Acídia ou preguiça

Texto de P. Alcides Marques, CP

O Catecismo da Igreja Católica fala em preguiça ou acídia ($1866). Isso porque nas antigas listas dos pecados capitais ora se falava em preguiça, ora em acídia, ora nos dois. A nossa lista atual ficou com o termo preguiça. E é, por isso, que estamos também utilizando este termo. Todavia, como veremos, acídia traz uma ideia mais forte – negativamente falando – do que preguiça.

Em nossa reflexão, preguiça será sempre entendida como sinônimo de acídia. No senso comum, preguiça é “não fazer nada”, não trabalhar, não estudar, dormir demais e assim por diante. O pecado capital da preguiça é mais do que isso. Aliás, se preguiça fosse entendida somente no sentido acima, seria muito difícil falar em pecado capital, ou seja, um pecado gerador de tantos outros pecados.

Na tradição espiritual cristã, acídia é sinônimo de tristeza espiritual ou, se quisermos ficar mais próximos do sentido etimológico, uma tristeza ácida, corrosiva; uma incapacidade de tomar iniciativa, de reagir diante dos desafios da vida. E assim chegamos ao pecado capital, pois este estado de espírito é gerador de muitos outros pecados. A acídia leva a não fazer o que deve ser feito (omissão). E, convenhamos, para viver muita coisa deve ser feita. Viver é construir a vida. Sempre.

Como acontece com todos os outros pecados capitais, existe uma preguiça positiva. Trata-se de “não fazer nada produtivo” para investir na vida interior, nos relacionamentos humanos e fraternos, na integração com a natureza. Trabalho em excesso não faz bem, trabalho também pode ser uma doença. Precisamos de um tempo de ócio (parada). Não de ociosidade: de fazer do ócio um objetivo de vida. São Paulo Apóstolo criticou veementemente aqueles que viviam ocupados em não fazer nada e propôs a eles o seguinte: “quem não quiser trabalhar, também não deve comer” (2Ts 3,10).
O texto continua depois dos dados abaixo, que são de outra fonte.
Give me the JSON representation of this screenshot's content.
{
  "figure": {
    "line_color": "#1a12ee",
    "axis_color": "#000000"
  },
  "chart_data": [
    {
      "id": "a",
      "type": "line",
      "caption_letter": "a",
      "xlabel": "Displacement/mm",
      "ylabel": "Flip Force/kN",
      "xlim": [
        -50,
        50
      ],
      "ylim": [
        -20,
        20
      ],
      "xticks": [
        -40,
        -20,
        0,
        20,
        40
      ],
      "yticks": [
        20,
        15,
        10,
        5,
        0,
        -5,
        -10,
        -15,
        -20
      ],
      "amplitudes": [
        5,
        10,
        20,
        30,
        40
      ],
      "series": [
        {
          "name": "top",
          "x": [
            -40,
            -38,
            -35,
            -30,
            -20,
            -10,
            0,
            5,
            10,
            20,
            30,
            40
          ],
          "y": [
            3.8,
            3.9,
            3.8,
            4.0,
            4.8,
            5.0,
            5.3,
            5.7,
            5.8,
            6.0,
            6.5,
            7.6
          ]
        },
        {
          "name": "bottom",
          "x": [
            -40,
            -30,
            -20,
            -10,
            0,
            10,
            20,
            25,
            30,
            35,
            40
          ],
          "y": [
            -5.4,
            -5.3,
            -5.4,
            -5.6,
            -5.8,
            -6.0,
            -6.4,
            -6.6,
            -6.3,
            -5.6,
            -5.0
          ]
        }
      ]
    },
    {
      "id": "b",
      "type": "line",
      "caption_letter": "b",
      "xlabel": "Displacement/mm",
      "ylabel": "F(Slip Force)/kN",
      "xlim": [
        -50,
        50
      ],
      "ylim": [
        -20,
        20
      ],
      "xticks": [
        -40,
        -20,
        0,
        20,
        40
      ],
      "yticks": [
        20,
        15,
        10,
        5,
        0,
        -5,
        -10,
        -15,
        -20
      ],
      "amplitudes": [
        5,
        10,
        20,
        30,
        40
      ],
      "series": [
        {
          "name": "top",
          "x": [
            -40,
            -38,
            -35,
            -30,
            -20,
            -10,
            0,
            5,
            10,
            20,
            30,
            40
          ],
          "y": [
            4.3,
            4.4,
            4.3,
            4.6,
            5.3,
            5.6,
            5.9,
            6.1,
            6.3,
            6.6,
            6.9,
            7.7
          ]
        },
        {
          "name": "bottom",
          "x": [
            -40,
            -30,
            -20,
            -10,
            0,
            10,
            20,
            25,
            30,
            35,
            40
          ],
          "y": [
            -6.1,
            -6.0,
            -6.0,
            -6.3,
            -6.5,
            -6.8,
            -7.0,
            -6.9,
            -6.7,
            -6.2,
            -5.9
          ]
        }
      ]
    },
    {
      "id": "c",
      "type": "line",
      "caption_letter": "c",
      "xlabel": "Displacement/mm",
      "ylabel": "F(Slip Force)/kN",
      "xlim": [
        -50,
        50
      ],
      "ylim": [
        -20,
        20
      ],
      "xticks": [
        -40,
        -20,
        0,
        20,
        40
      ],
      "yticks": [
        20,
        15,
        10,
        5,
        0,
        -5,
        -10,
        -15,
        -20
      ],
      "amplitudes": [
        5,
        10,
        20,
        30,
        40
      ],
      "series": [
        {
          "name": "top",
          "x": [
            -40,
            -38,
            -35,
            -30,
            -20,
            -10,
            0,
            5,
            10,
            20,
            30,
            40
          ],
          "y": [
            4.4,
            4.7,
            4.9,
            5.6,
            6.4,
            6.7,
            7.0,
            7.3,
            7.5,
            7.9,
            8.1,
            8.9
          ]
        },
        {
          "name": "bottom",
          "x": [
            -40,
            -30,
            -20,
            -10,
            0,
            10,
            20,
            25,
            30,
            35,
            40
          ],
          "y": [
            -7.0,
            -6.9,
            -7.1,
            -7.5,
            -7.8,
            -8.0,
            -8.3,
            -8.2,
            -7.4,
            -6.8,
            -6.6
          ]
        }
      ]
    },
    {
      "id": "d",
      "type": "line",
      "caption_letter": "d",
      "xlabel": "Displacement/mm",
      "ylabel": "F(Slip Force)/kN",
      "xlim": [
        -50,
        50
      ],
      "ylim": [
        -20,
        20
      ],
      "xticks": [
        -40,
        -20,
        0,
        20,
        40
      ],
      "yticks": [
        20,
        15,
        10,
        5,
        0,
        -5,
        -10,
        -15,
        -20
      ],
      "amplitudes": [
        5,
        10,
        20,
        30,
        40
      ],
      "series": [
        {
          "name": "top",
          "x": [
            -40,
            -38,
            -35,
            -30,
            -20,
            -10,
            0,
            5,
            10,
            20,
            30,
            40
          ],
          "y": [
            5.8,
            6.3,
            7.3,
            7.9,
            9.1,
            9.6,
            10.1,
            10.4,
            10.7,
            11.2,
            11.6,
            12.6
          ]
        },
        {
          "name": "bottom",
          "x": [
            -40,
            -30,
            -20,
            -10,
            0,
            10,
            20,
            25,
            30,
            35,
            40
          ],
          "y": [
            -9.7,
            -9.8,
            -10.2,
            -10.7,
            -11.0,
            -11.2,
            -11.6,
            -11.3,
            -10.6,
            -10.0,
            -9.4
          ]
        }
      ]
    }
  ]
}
Acídia pode parecer igual a depressão. Houve uma época em que se pensava assim. Atualmente, com o avanço da medicina, entendemos a depressão como uma doença.  E é claro que não podemos jamais tratar a depressão como pecado, mas como uma incapacidade de enxergar qualquer sentido no ato de viver. A acídia implica que a pessoa teria condições de ser diferente por um ato de vontade, daí a mesma ser sinônimo de preguiça; não se vence a acídia por preguiça. Para combater a depressão, remédio e acompanhamento; para combater a acídia, força de vontade.

A parábola do administrador desonesto é um exemplo. O senhor da parábola elogiou o administrador porque ele não ficou paralisado diante dos problemas da vida; tomou uma iniciativa (cf. Lc 16,1-8). É assim que o Senhor Jesus quer que sejamos, cristãos comprometidos e responsáveis; não conformados com os limites impostos pelos acontecimentos.

A tristeza ácida não é a mesma coisa que a tristeza “normal”, aquela decorrente de uma forte experiência de perda. Dizemos normal porque é compreensível que a tristeza tome conta de nossas vidas quando ficamos perto de uma perda; quer seja de uma pessoa querida, quer seja de um animal de estimação, quer seja de um emprego, de um tipo de relacionamento… Isso não é acídia, é tristeza simplesmente. E tristeza não é pecado, mas um sentimento humano. Deus nos fez assim. A acídia é uma tristeza cultivada, permitida; não a tristeza imposta.